The justices of the Supreme Court of Delaware ruled against an insurer that was seeking subrogation for repair costs due to water damage occasioned by a drone being flown in an apartment building. The case is Donegal Mut. Ins. Co. v. Thangavel, 2023 Del. LEXIS 227 (Del. 2023). Please note that this opinion has not been released for publication in permanent law reports and is subject to revision or withdrawal. It may have limited precedential value in your jurisdiction. 

Sathiyaselvam Thangavel and Sasikala Muthusamy were co-tenants leasing an apartment from Seaford Apartment Ventures, LLC. The fire sprinkler in their apartment caused water damage after it was allegedly hit by a drone being flown indoors. Seaford Apartment Ventures filed a claim with Donegal, who paid nearly $78,000 for repairs. After paying Seaford's claim, Donegal pursued negligence and breach of property rules claims against Thangavel and Muthusamy. 

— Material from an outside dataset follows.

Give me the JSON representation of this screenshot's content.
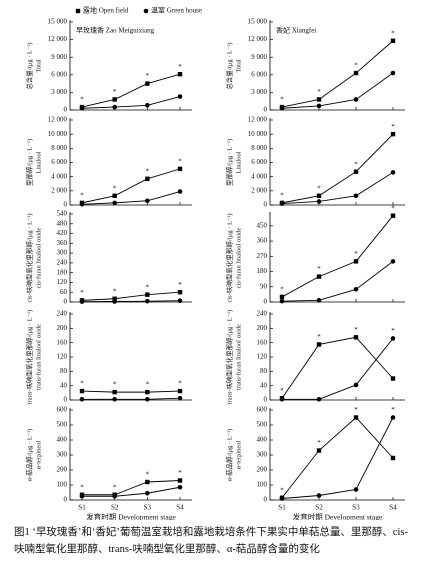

The Seaford lease agreement included a clause that stated the tenants agreed to "be responsible for all damages accidentally, maliciously, intentionally, or negligently caused by the tenant, tenant's family, guests or invitees to any of the property of the landlord." (Emphasis added). According to Donegal's complaint, this clause was evidence of the tenants' agreement to be responsible for the water damage because the damages resulted from their alleged negligence in flying a drone in the apartment.